From insomnia, to sleep apnea, to the typical tossing and turning, many adults report experiencing a sleeping problem at least one or more nights a week.* It should come as no surprise that women are more likely to have sleep disturbances than men. Hormonal changes throughout a woman’s life are partly to blame, but stress and lifestyle factors also play a role.
Getting a good night’s sleep is critical to a woman’s overall health and mental wellbeing. Without sufficient sleep we’re all more susceptible to a number of chronic diseases and conditions including diabetes, cardiovascular disease, obesity, and depression.
How much sleep is enough? It varies by individual and changes as a person ages. A good guideline is 7-9 hours a night, every night. So how do you ensure you get those precious hours of restful sleep? Here are some tips that can help.
•Avoid the afternoon pick-me-up. A good night’s sleep actually starts in the afternoon! Steer clear of all caffeine after lunchtime. That includes colas, coffee, tea, some supplements, and even chocolate. Caffeine can stay in your system for up to 14 hours, enough time to interrupt sleepy time. (Caffeine can also trigger bladder leakage. Read more here.)
•Eat and drink lightly. Avoid heavy meals and excessive fluids too close to bedtime. Your body has to work overtime to digest a heavy meal which can keep you from restful sleep. And too many fluids near bedtime can interrupt your sleep with extra bathroom visits throughout the night.
•Take time to unwind. It’s important to avoid TV and computer time within one hour of going to bed. Instead, use the time to wind down. Relax with soft music or download nature sounds like rainfall or ocean waves. Taking a warm bath before bedtime can also help you relax.
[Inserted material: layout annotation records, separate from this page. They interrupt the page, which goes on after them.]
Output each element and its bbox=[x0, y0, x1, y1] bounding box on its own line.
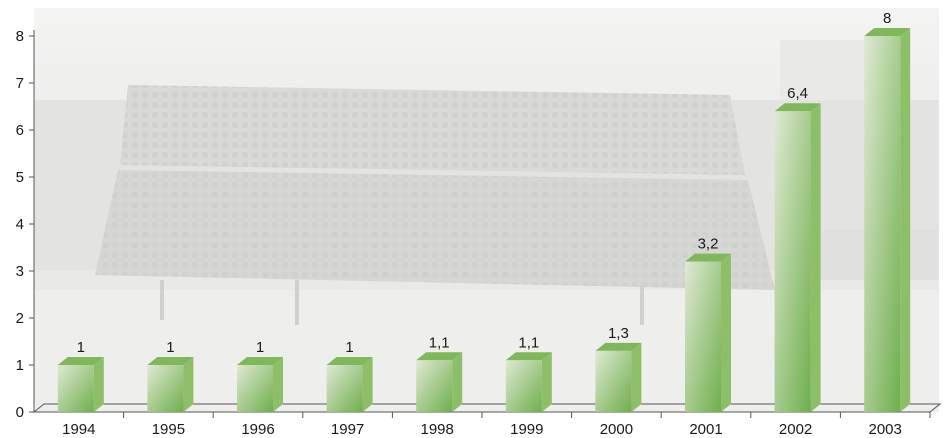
bar-top bbox=[326, 357, 373, 365]
bar-side bbox=[631, 342, 642, 412]
y-tick-label: 6 bbox=[16, 122, 24, 139]
y-tick-label: 1 bbox=[16, 357, 24, 374]
bar-front bbox=[147, 365, 184, 412]
bar-top bbox=[505, 352, 552, 361]
data-label: 1 bbox=[166, 339, 174, 356]
data-label: 1 bbox=[77, 339, 85, 356]
data-label: 1,3 bbox=[608, 325, 629, 342]
y-tick-label: 3 bbox=[16, 263, 24, 280]
bar-side bbox=[810, 103, 821, 412]
data-label: 1 bbox=[256, 339, 264, 356]
bar-side bbox=[273, 357, 283, 412]
x-tick-label: 2001 bbox=[689, 421, 722, 438]
bar-side bbox=[541, 352, 552, 412]
bar-front bbox=[505, 360, 542, 412]
data-label: 8 bbox=[883, 10, 891, 27]
x-tick-label: 1994 bbox=[62, 421, 95, 438]
bar-front bbox=[864, 36, 901, 412]
y-tick-label: 5 bbox=[16, 169, 24, 186]
labels: 0 1 2 3 4 5 6 7 8 1994 1 1995 1 1996 1 1997 1 1998 1,1 1999… bbox=[16, 10, 902, 438]
bar bbox=[57, 357, 104, 412]
bar-front bbox=[595, 350, 632, 412]
bar-side bbox=[183, 357, 194, 412]
bar bbox=[595, 342, 642, 412]
x-tick-label: 1996 bbox=[241, 421, 274, 438]
bar bbox=[505, 352, 552, 412]
bar bbox=[147, 357, 194, 412]
bar-front bbox=[685, 261, 721, 412]
bar-side bbox=[362, 357, 373, 412]
bar-side bbox=[721, 253, 731, 412]
data-label: 1,1 bbox=[429, 334, 450, 351]
bar bbox=[685, 253, 731, 412]
x-tick-label: 1995 bbox=[152, 421, 185, 438]
bar-top bbox=[237, 357, 283, 365]
y-tick-label: 4 bbox=[16, 216, 24, 233]
x-tick-label: 2002 bbox=[779, 421, 812, 438]
bar bbox=[864, 28, 911, 412]
bar-front bbox=[774, 111, 811, 412]
x-tick-label: 1999 bbox=[510, 421, 543, 438]
bar-front bbox=[416, 360, 453, 412]
y-tick-label: 0 bbox=[16, 404, 24, 421]
data-label: 1 bbox=[345, 339, 353, 356]
bar-front bbox=[237, 365, 273, 412]
y-tick-label: 2 bbox=[16, 310, 24, 327]
y-tick-label: 7 bbox=[16, 75, 24, 92]
y-tick-label: 8 bbox=[16, 28, 24, 45]
data-label: 6,4 bbox=[787, 85, 808, 102]
x-tick-label: 1997 bbox=[331, 421, 364, 438]
data-label: 1,1 bbox=[518, 334, 539, 351]
bar bbox=[416, 352, 463, 412]
bar-top bbox=[147, 357, 194, 365]
bar bbox=[237, 357, 283, 412]
bar-top bbox=[595, 342, 642, 351]
bar bbox=[774, 103, 821, 412]
x-tick-label: 2000 bbox=[600, 421, 633, 438]
bar-top bbox=[685, 253, 731, 262]
bar-side bbox=[900, 28, 911, 412]
bar-top bbox=[416, 352, 463, 361]
x-tick-label: 2003 bbox=[869, 421, 902, 438]
bar-front bbox=[57, 365, 94, 412]
bars bbox=[57, 28, 911, 412]
bar-top bbox=[57, 357, 104, 365]
bar-side bbox=[452, 352, 463, 412]
bar-top bbox=[864, 28, 911, 36]
bar-top bbox=[774, 103, 821, 112]
bar-front bbox=[326, 365, 363, 412]
data-label: 3,2 bbox=[698, 236, 719, 253]
x-tick-label: 1998 bbox=[421, 421, 454, 438]
bar bbox=[326, 357, 373, 412]
bar-side bbox=[93, 357, 104, 412]
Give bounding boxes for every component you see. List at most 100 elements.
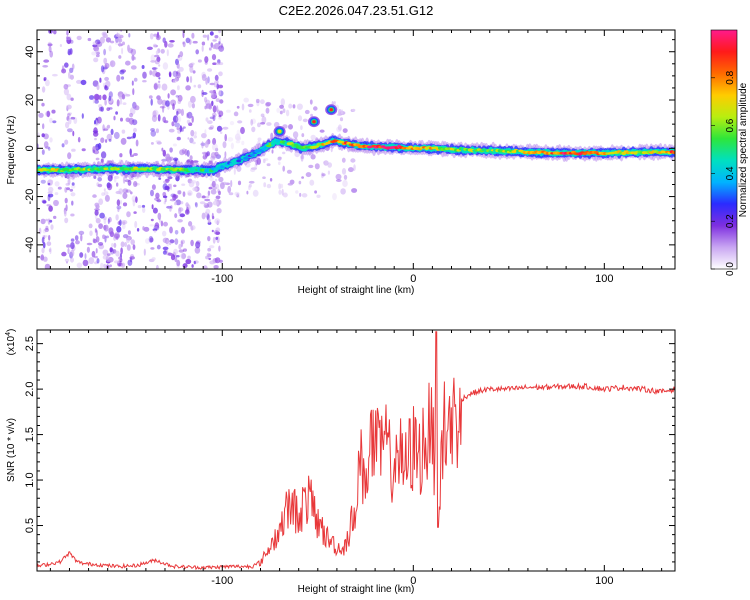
noise-speckle bbox=[213, 81, 217, 88]
noise-speckle bbox=[46, 241, 52, 247]
noise-speckle bbox=[209, 245, 215, 249]
noise-speckle bbox=[80, 234, 83, 242]
noise-speckle bbox=[207, 247, 212, 252]
noise-speckle bbox=[143, 248, 146, 256]
noise-speckle bbox=[70, 242, 75, 250]
noise-speckle bbox=[42, 123, 45, 130]
noise-speckle bbox=[76, 79, 82, 84]
noise-speckle bbox=[195, 49, 199, 55]
noise-speckle bbox=[209, 260, 216, 265]
noise-speckle bbox=[301, 193, 308, 198]
noise-speckle bbox=[172, 143, 177, 147]
noise-speckle bbox=[237, 120, 243, 124]
noise-speckle bbox=[176, 63, 180, 69]
noise-speckle bbox=[201, 92, 208, 95]
noise-speckle bbox=[201, 41, 206, 46]
noise-speckle bbox=[187, 192, 192, 196]
noise-speckle bbox=[103, 48, 106, 56]
noise-speckle bbox=[134, 182, 140, 186]
noise-speckle bbox=[218, 45, 225, 52]
noise-speckle bbox=[218, 114, 222, 118]
noise-speckle bbox=[45, 79, 50, 87]
noise-speckle bbox=[186, 119, 191, 124]
noise-speckle bbox=[116, 182, 119, 187]
noise-speckle bbox=[158, 64, 161, 67]
noise-speckle bbox=[98, 94, 102, 101]
colorbar-tick-label: 0.2 bbox=[725, 214, 736, 228]
noise-speckle bbox=[229, 121, 235, 126]
noise-speckle bbox=[96, 84, 100, 91]
noise-speckle bbox=[116, 205, 122, 210]
noise-speckle bbox=[150, 98, 153, 106]
colorbar-tick-label: 0.4 bbox=[725, 166, 736, 180]
noise-speckle bbox=[132, 199, 136, 207]
noise-speckle bbox=[190, 225, 194, 231]
noise-speckle bbox=[205, 204, 210, 208]
noise-speckle bbox=[120, 117, 123, 122]
noise-speckle bbox=[192, 70, 196, 74]
noise-speckle bbox=[174, 230, 179, 235]
noise-speckle bbox=[200, 142, 206, 146]
noise-speckle bbox=[70, 213, 75, 217]
noise-speckle bbox=[164, 197, 167, 203]
noise-speckle bbox=[122, 177, 126, 184]
noise-speckle bbox=[151, 114, 158, 122]
noise-speckle bbox=[341, 109, 343, 115]
noise-speckle bbox=[335, 179, 342, 182]
noise-speckle bbox=[107, 253, 111, 256]
noise-speckle bbox=[78, 230, 85, 235]
noise-speckle bbox=[321, 173, 326, 177]
noise-speckle bbox=[37, 132, 40, 138]
noise-speckle bbox=[149, 33, 154, 40]
noise-speckle bbox=[342, 128, 348, 134]
noise-speckle bbox=[179, 51, 184, 58]
noise-speckle bbox=[158, 177, 162, 180]
noise-speckle bbox=[173, 157, 179, 162]
noise-speckle bbox=[296, 103, 303, 110]
noise-speckle bbox=[170, 254, 176, 261]
noise-speckle bbox=[280, 183, 284, 189]
noise-speckle bbox=[63, 83, 69, 90]
colorbar: 0.0 0.2 0.4 0.6 0.8 Normalized spectral ampl… bbox=[710, 29, 749, 276]
noise-speckle bbox=[118, 38, 123, 43]
noise-speckle bbox=[113, 234, 117, 241]
noise-speckle bbox=[46, 204, 51, 207]
y-tick-label: 2.0 bbox=[24, 381, 36, 396]
noise-speckle bbox=[351, 188, 358, 193]
noise-speckle bbox=[210, 92, 217, 99]
noise-speckle bbox=[119, 153, 123, 158]
noise-speckle bbox=[122, 41, 125, 46]
noise-speckle bbox=[109, 60, 116, 68]
noise-speckle bbox=[189, 155, 193, 161]
noise-speckle bbox=[93, 127, 98, 134]
noise-speckle bbox=[119, 69, 125, 75]
noise-speckle bbox=[204, 211, 208, 218]
noise-speckle bbox=[47, 182, 51, 186]
noise-speckle bbox=[185, 37, 191, 44]
noise-speckle bbox=[49, 219, 53, 223]
noise-speckle bbox=[94, 39, 101, 45]
noise-speckle bbox=[208, 186, 213, 190]
noise-speckle bbox=[69, 67, 74, 74]
snr-multiplier-exponent: 4 bbox=[5, 332, 12, 336]
noise-speckle bbox=[211, 91, 214, 96]
y-tick-label: 1.5 bbox=[24, 427, 36, 442]
noise-speckle bbox=[340, 188, 346, 195]
noise-speckle bbox=[111, 243, 114, 248]
noise-speckle bbox=[282, 108, 286, 113]
noise-speckle bbox=[309, 99, 313, 105]
noise-speckle bbox=[220, 131, 223, 135]
noise-speckle bbox=[150, 60, 156, 63]
noise-speckle bbox=[250, 167, 257, 170]
noise-speckle bbox=[204, 96, 208, 103]
noise-speckle bbox=[118, 55, 122, 59]
noise-speckle bbox=[47, 43, 53, 46]
noise-speckle bbox=[48, 248, 52, 252]
noise-speckle bbox=[204, 205, 209, 209]
noise-speckle bbox=[150, 189, 154, 197]
noise-speckle bbox=[71, 182, 75, 186]
noise-speckle bbox=[94, 120, 96, 125]
noise-speckle bbox=[52, 120, 57, 124]
noise-speckle bbox=[212, 62, 217, 65]
noise-speckle bbox=[48, 205, 53, 212]
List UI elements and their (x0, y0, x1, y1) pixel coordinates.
•Make your bedroom a sleep sanctuary. Keep books and piles of clothes off your bed. Remove the TV, computer, and other gadgets from the bedroom so that you use your bedroom only for sleep (and snuggling!). When sleeping, keep it quiet and dark and maintain a comfortable, cooler temperature.
•Get into a routine. Try to go to bed at roughly the same time every night, even on weekends, and try to wake up at the same time each morning. Bear in mind, there’s no such thing as catching up on your sleep by staying in bed an extra three hours on a Saturday morning. All that does is throw off your natural biological clock, interfere with your overall sleep quality, and make you more tired.
•See the light. Light signals your brain to wake up so expose yourself to light and sunlight first thing in the morning. Likewise, dim, soft lights tell your brain to calm down, so avoid bright lights at night.
•To nap or not to nap? That is not the question. The real question is for how long. A short 15 or 20-minute catnap can do wonders but don’t overdo it. Avoid taking naps of an hour or longer. It will only keep you tossing and turning during the night.
•Write your worries away. If life has you frustrated, anxious, or worried, don’t let it rob you of rest. Before bed, make a list of everything that’s running around in your head—even if it’s just a to-do list—then put the notebook away. Getting it all down on paper acts as a release mechanism and frees up your mind for quality dreamtime.
And remember, if you can’t fall asleep within 20 minutes or don’t feel drowsy, get out of bed, sit up, and read or do a quiet activity until you feel sleepy. Then try going back to bed.
Insist on quality shut-eye
Sleep is a necessity, not a luxury. You owe it to yourself to be wide-awake, refreshed, and confidently at your best all day long, every day.